Hewlett-Packard offers new switching capabilities, while Dell plans assessment services.
Momentum is picking up in the blade-server market. This week, Hewlett-Packard will unveil new switching capabilities for its product line, and in the next few weeks Dell plans to launch a service to help businesses design data centers best suited for utilizing blade servers.

HP will begin offering integrated Cisco Systems switches within its BladeSystem product line.

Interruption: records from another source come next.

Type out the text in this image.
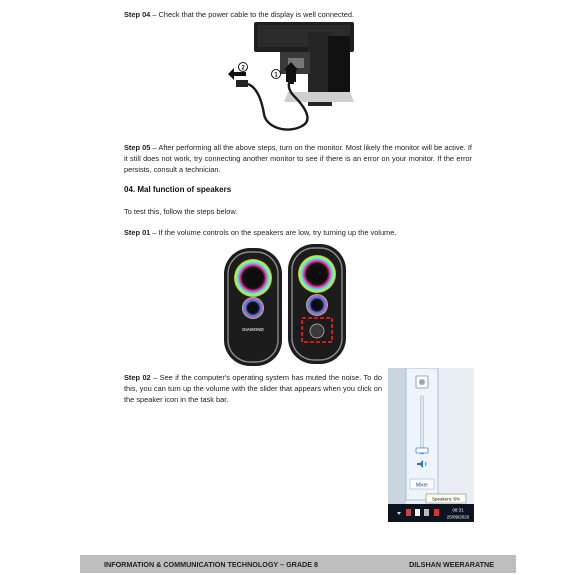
Step 04 – Check that the power cable to the display is well connected.
2
1
Step 05 – After performing all the above steps, turn on the monitor. Most likely the monitor will be active. If it still does not work, try connecting another monitor to see if there is an error on your monitor. If the error persists, consult a technician.
04. Mal function of speakers
To test this, follow the steps below.
Step 01 – If the volume controls on the speakers are low, try turning up the volume.
DIAMOND
Step 02 – See if the computer's operating system has muted the noise. To do this, you can turn up the volume with the slider that appears when you click on the speaker icon in the task bar.
Mixer
Speakers: 6%
08:31
25/09/2020
INFORMATION & COMMUNICATION TECHNOLOGY – GRADE 8	DILSHAN WEERARATNE
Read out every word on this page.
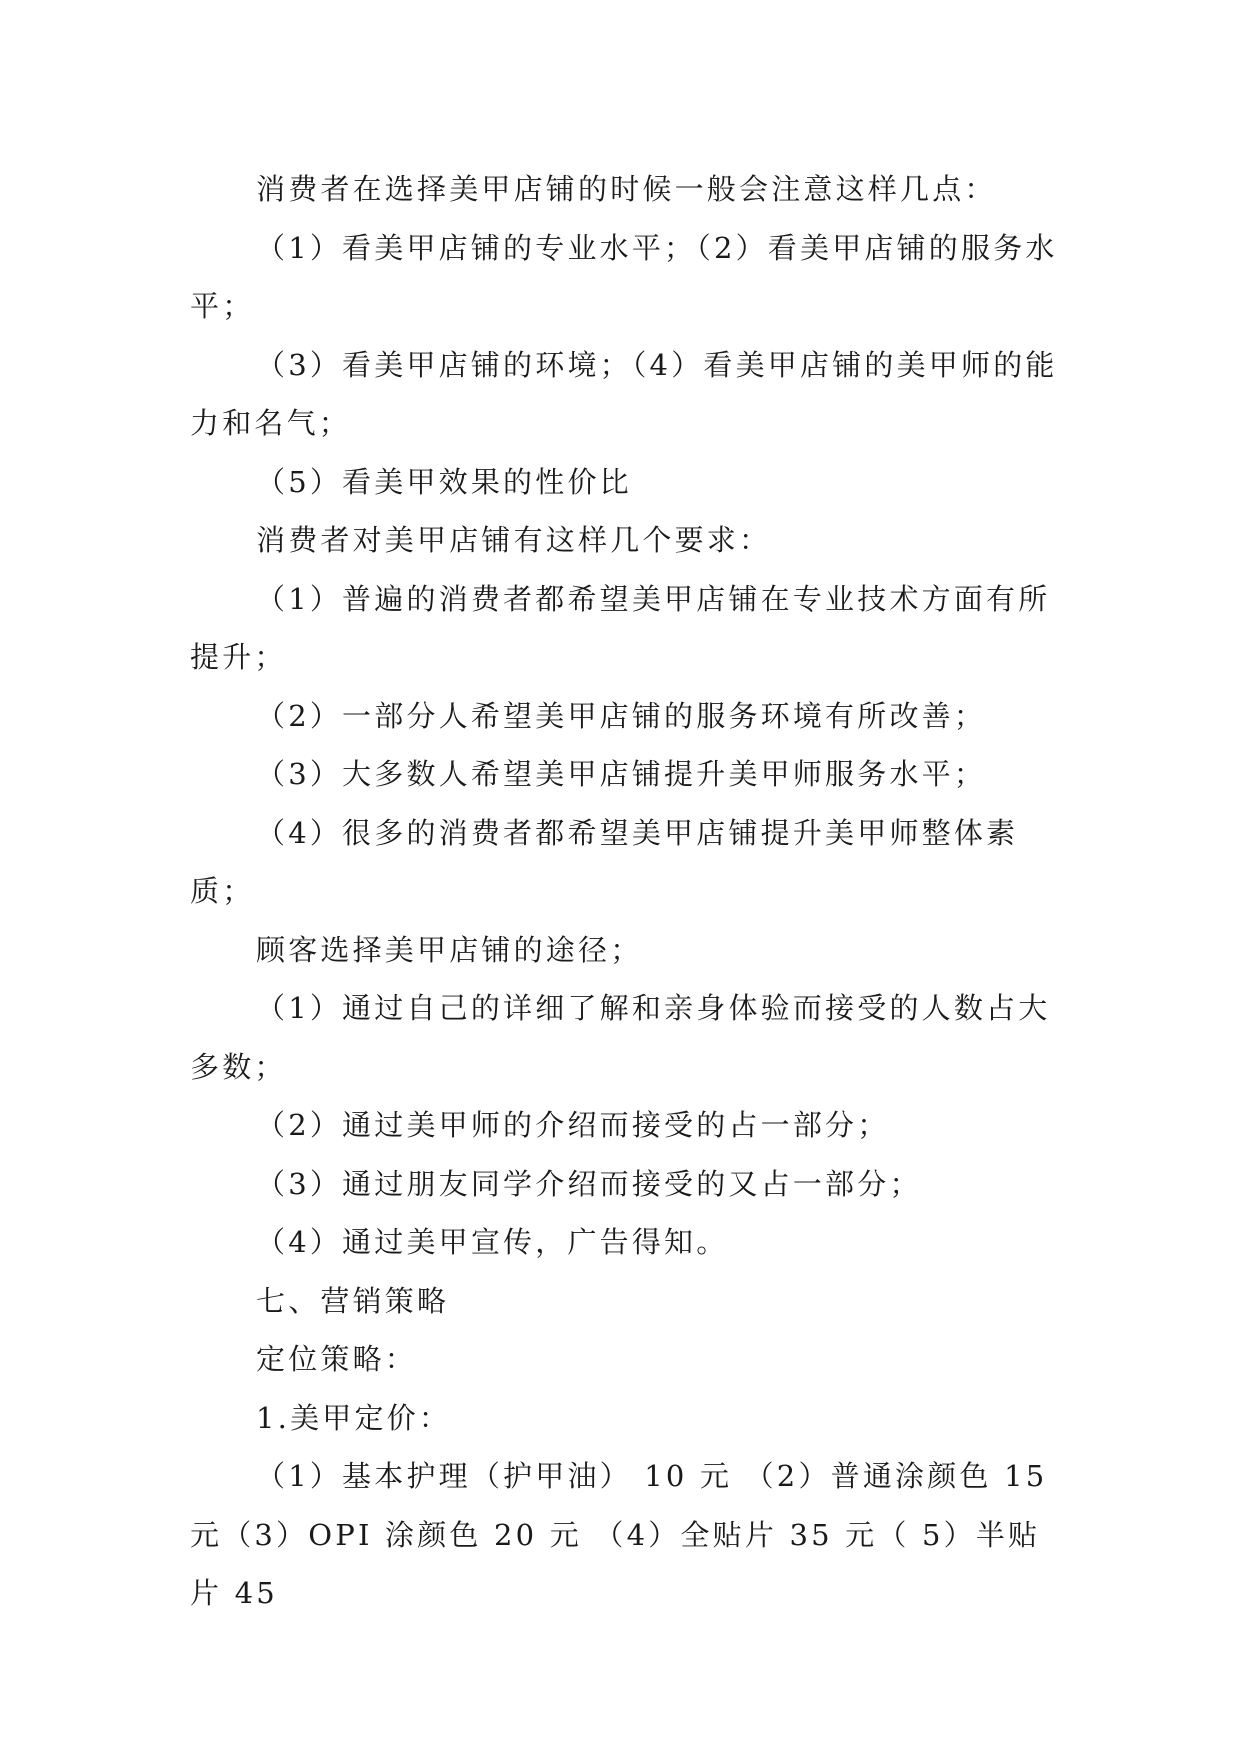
消费者在选择美甲店铺的时候一般会注意这样几点：

（1）看美甲店铺的专业水平；（2）看美甲店铺的服务水平；

（3）看美甲店铺的环境；（4）看美甲店铺的美甲师的能力和名气；

（5）看美甲效果的性价比

消费者对美甲店铺有这样几个要求：

（1）普遍的消费者都希望美甲店铺在专业技术方面有所提升；

（2）一部分人希望美甲店铺的服务环境有所改善；

（3）大多数人希望美甲店铺提升美甲师服务水平；

（4）很多的消费者都希望美甲店铺提升美甲师整体素质；

顾客选择美甲店铺的途径；

（1）通过自己的详细了解和亲身体验而接受的人数占大多数；

（2）通过美甲师的介绍而接受的占一部分；

（3）通过朋友同学介绍而接受的又占一部分；

（4）通过美甲宣传，广告得知。

七、营销策略

定位策略：

1.美甲定价：

（1）基本护理（护甲油） 10 元 （2）普通涂颜色 15 元（3）OPI 涂颜色 20 元 （4）全贴片 35 元（ 5）半贴片 45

It currently offers HP and Nortel Networks Ethernet switches and previously said it would offer a Brocade Communications Fibre Channel switch beginning in the second quarter.

To capitalize on the fast-growing blade-server market, Dell will offer an assessment service that includes customer-site visits, data-center evaluations to determine thermal conditions, and recommendations for optimized blade implementations.

Dell's PowerEdge 1855 chassis can hold as many as 10 blade servers.
Dell might be considered a latecomer to the blade-server market. In November, it re-entered the market with a Xeon-based product line, more than a year after competitive products from IBM and HP were attracting attention from big businesses. And HP already offers assessment services, which Mark Potter, senior director of HP's BladeSystem line, says is based on HP's broad understanding of data-center requirements.

But Dell president and CEO Kevin Rollins says his company is in the position to move blades beyond a niche and into the mainstream. "The promise that blades would bring better density and better value is now starting to be realized," he says. "Up until we launched our product, blades were actually very expensive, and they didn't provide a customer payback."